You know those scissors that come with knife sets in blocks, that are called “poultry shears”? Well, they are not, they are scissors. I guarantee that if you try to use these to spatchcock or otherwise dismantle a bird, your hands will hurt a LOT! And they won’t do the job very well at all.
So you COULD buy a professional pair of poultry shears, like the ones that Jacques uses on his show. But good ones like that tend to be expensive, around $70 or so for good quality ones that do the job and won’t hurt your hands. I don’t know about you, but I didn’t want to spend that kind of money.
Then one day I saw an episode of Good Eats, where Alton Brown was dismantling a duck. Now, AB can certainly afford to buy $70 poultry shears, as he makes as lot more money than I do. But nope, he was using a pair of metal shears from the hardware store. AB is very fond of using hardware store tools as kitchen tools, mostly because of the cost savings. He said that these shears cost ten bucks. And sure enough, when I went to Home Depot to buy a pair, that is what they cost. And I must say that they do the job very well.
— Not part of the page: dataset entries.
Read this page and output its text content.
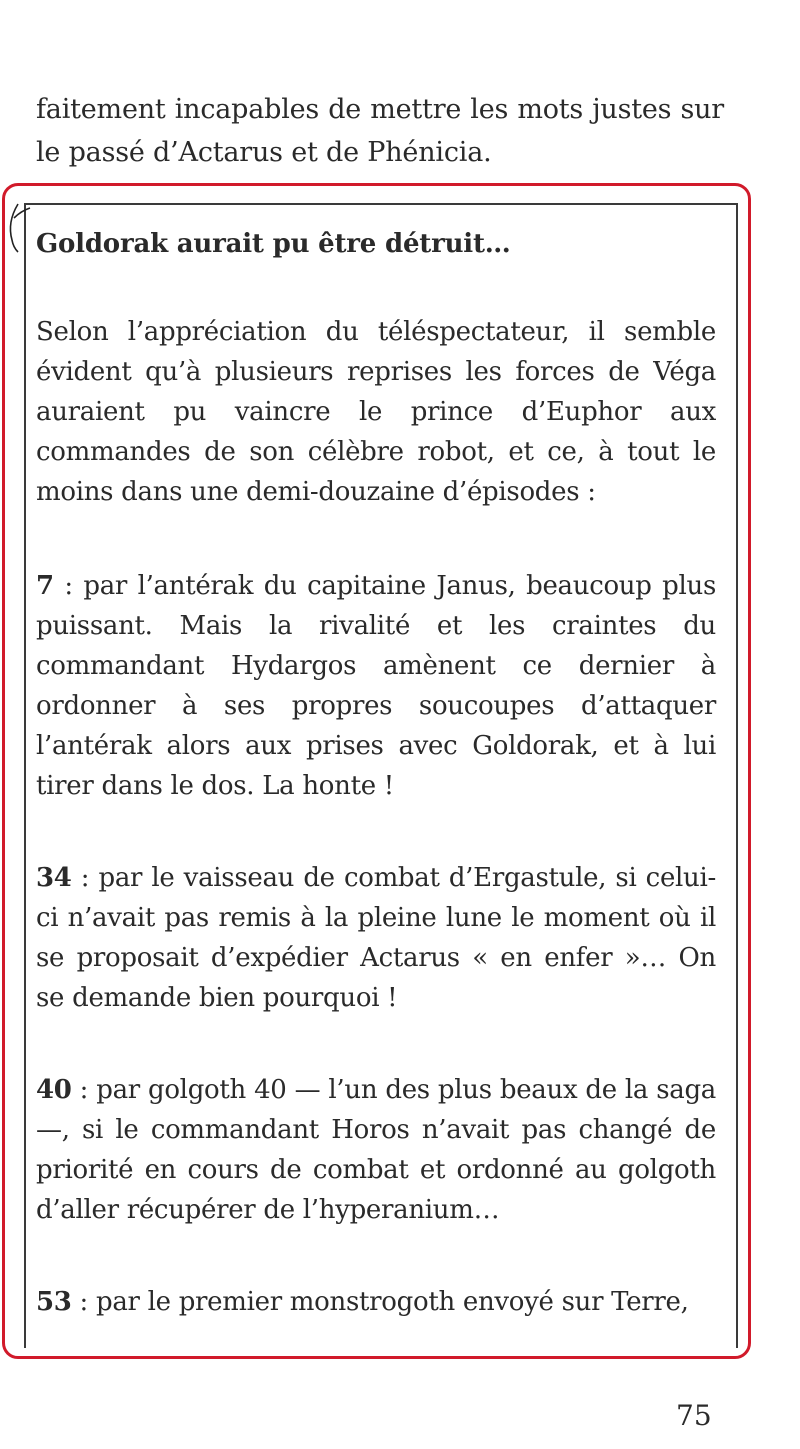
faitement incapables de mettre les mots justes sur le passé d’Actarus et de Phénicia.
Goldorak aurait pu être détruit…
Selon l’appréciation du téléspectateur, il semble évident qu’à plusieurs reprises les forces de Véga auraient pu vaincre le prince d’Euphor aux commandes de son célèbre robot, et ce, à tout le moins dans une demi-douzaine d’épisodes :
7 : par l’antérak du capitaine Janus, beaucoup plus puissant. Mais la rivalité et les craintes du commandant Hydargos amènent ce dernier à ordonner à ses propres soucoupes d’attaquer l’antérak alors aux prises avec Goldorak, et à lui tirer dans le dos. La honte !
34 : par le vaisseau de combat d’Ergastule, si celui-ci n’avait pas remis à la pleine lune le moment où il se proposait d’expédier Actarus « en enfer »… On se demande bien pourquoi !
40 : par golgoth 40 — l’un des plus beaux de la saga —, si le commandant Horos n’avait pas changé de priorité en cours de combat et ordonné au golgoth d’aller récupérer de l’hyperanium…
53 : par le premier monstrogoth envoyé sur Terre,
75
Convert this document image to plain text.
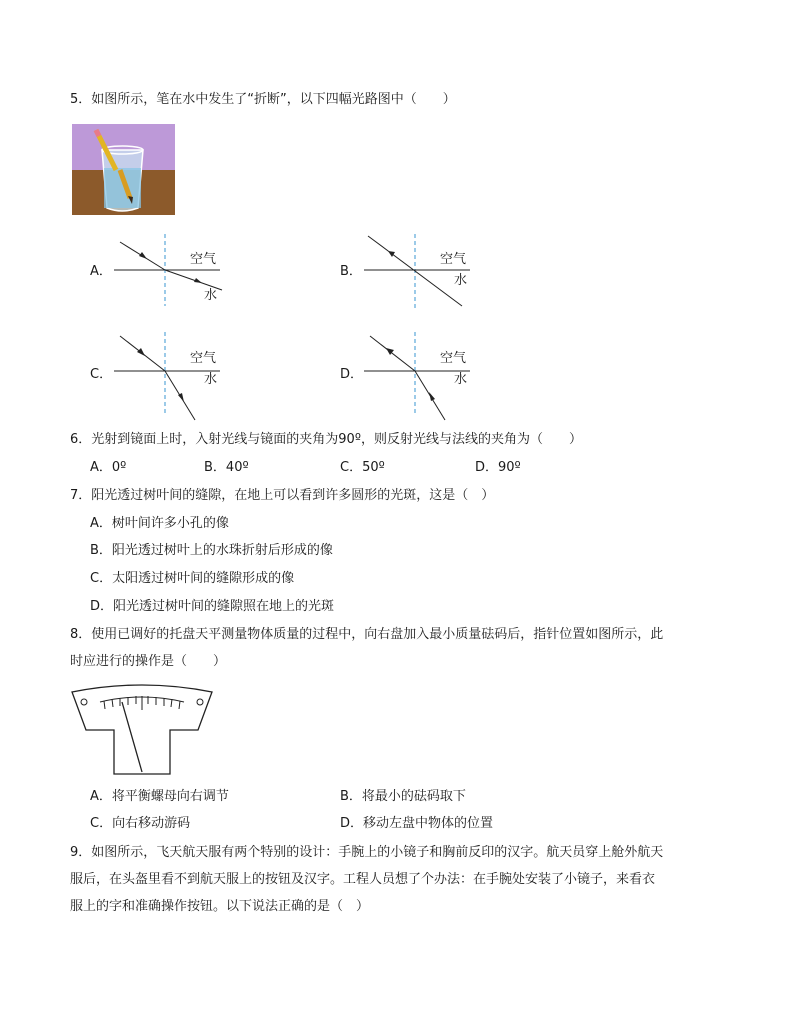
5．如图所示，笔在水中发生了“折断”，以下四幅光路图中（　　）
A．
空气
水
B．
空气
水
C．
空气
水	D．
空气
水
6．光射到镜面上时，入射光线与镜面的夹角为90º，则反射光线与法线的夹角为（　　）
A．0º	B．40º	C．50º	D．90º
7．阳光透过树叶间的缝隙，在地上可以看到许多圆形的光斑，这是（　）
A．树叶间许多小孔的像
B．阳光透过树叶上的水珠折射后形成的像
C．太阳透过树叶间的缝隙形成的像
D．阳光透过树叶间的缝隙照在地上的光斑
8．使用已调好的托盘天平测量物体质量的过程中，向右盘加入最小质量砝码后，指针位置如图所示，此
时应进行的操作是（　　）
A．将平衡螺母向右调节	B．将最小的砝码取下
C．向右移动游码	D．移动左盘中物体的位置
9．如图所示，飞天航天服有两个特别的设计：手腕上的小镜子和胸前反印的汉字。航天员穿上舱外航天
服后，在头盔里看不到航天服上的按钮及汉字。工程人员想了个办法：在手腕处安装了小镜子，来看衣
服上的字和准确操作按钮。以下说法正确的是（　）
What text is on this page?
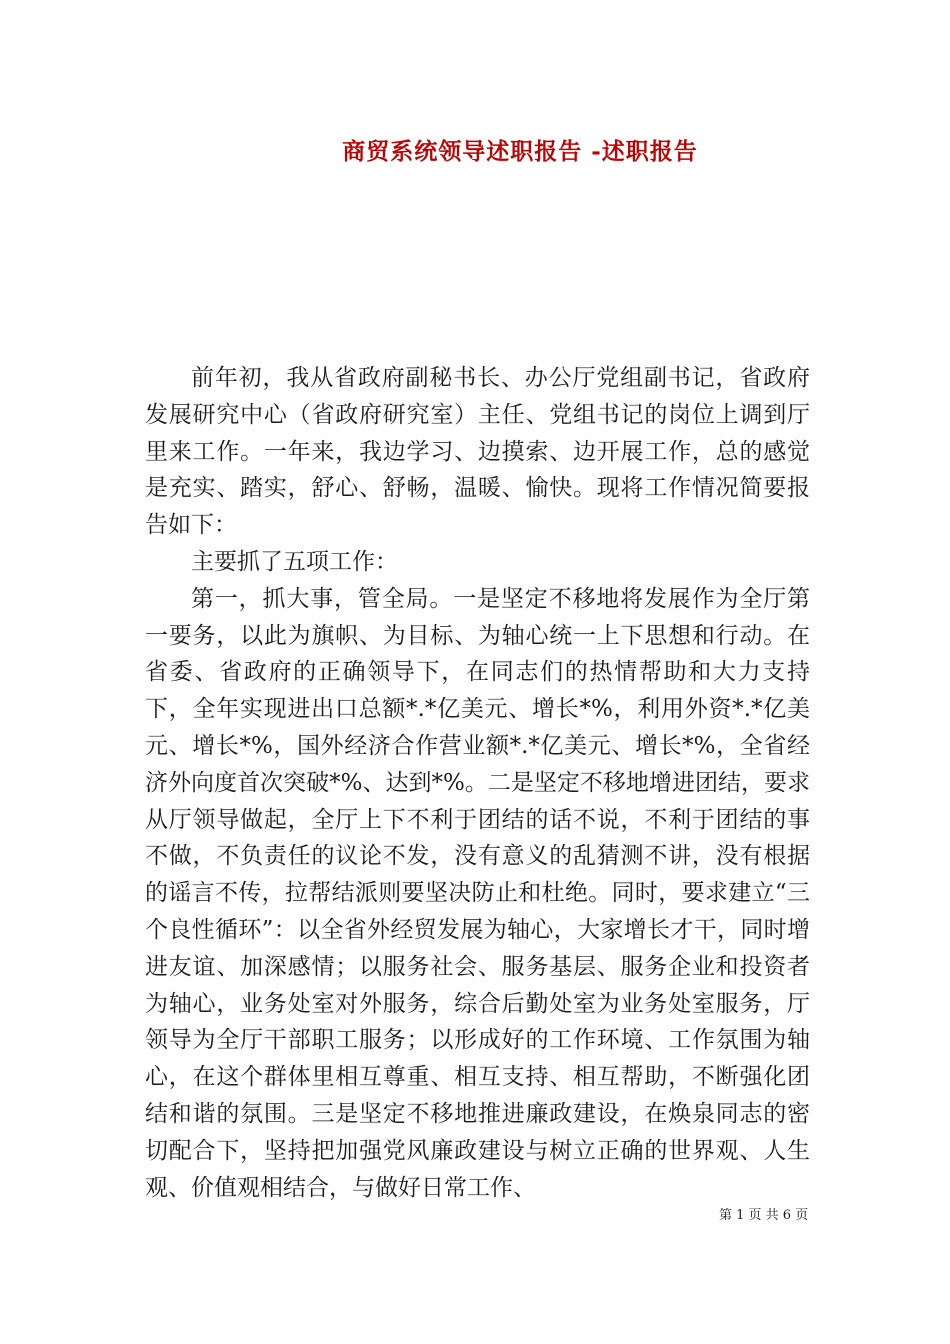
商贸系统领导述职报告 -述职报告

前年初，我从省政府副秘书长、办公厅党组副书记，省政府发展研究中心（省政府研究室）主任、党组书记的岗位上调到厅里来工作。一年来，我边学习、边摸索、边开展工作，总的感觉是充实、踏实，舒心、舒畅，温暖、愉快。现将工作情况简要报告如下：

主要抓了五项工作：

第一，抓大事，管全局。一是坚定不移地将发展作为全厅第一要务，以此为旗帜、为目标、为轴心统一上下思想和行动。在省委、省政府的正确领导下，在同志们的热情帮助和大力支持下，全年实现进出口总额*.*亿美元、增长*%，利用外资*.*亿美元、增长*%，国外经济合作营业额*.*亿美元、增长*%，全省经济外向度首次突破*%、达到*%。二是坚定不移地增进团结，要求从厅领导做起，全厅上下不利于团结的话不说，不利于团结的事不做，不负责任的议论不发，没有意义的乱猜测不讲，没有根据的谣言不传，拉帮结派则要坚决防止和杜绝。同时，要求建立“三个良性循环”：以全省外经贸发展为轴心，大家增长才干，同时增进友谊、加深感情；以服务社会、服务基层、服务企业和投资者为轴心，业务处室对外服务，综合后勤处室为业务处室服务，厅领导为全厅干部职工服务；以形成好的工作环境、工作氛围为轴心，在这个群体里相互尊重、相互支持、相互帮助，不断强化团结和谐的氛围。三是坚定不移地推进廉政建设，在焕泉同志的密切配合下，坚持把加强党风廉政建设与树立正确的世界观、人生观、价值观相结合，与做好日常工作、

第 1 页 共 6 页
If they can cut through metal, which they were designed for, they can certain cut through poultry bones.
Just don’t try to be cheap by looking for the metal shears that might be in your garage or basement. Buy a new pair and use them only for food.
Oh, and as Jacques said, don’t throw away that chicken backbone! If you hack off the ends of the drumsticks, as he did, don’t throw those away, either. You will save these, along with the neck that comes with the bird, to make stock. If you like, you can freeze these, and keeps saving these until you have a lot, then you can make a good amount of stock. I talked about how to make a stock in your slow-cooker in this post.
Don’t use the giblets (liver, heart, and gizzard) in your stock. They will cloud it up and make it look and smell and taste nasty. Save them for another purpose, such as giblet gravy. Another thing they are good for is making homemade cat food…I will have to start doing some posts about that sometime soon.
Anyway, I hope you’ll try spatchcocking a bird in your own home soon. Enjoy!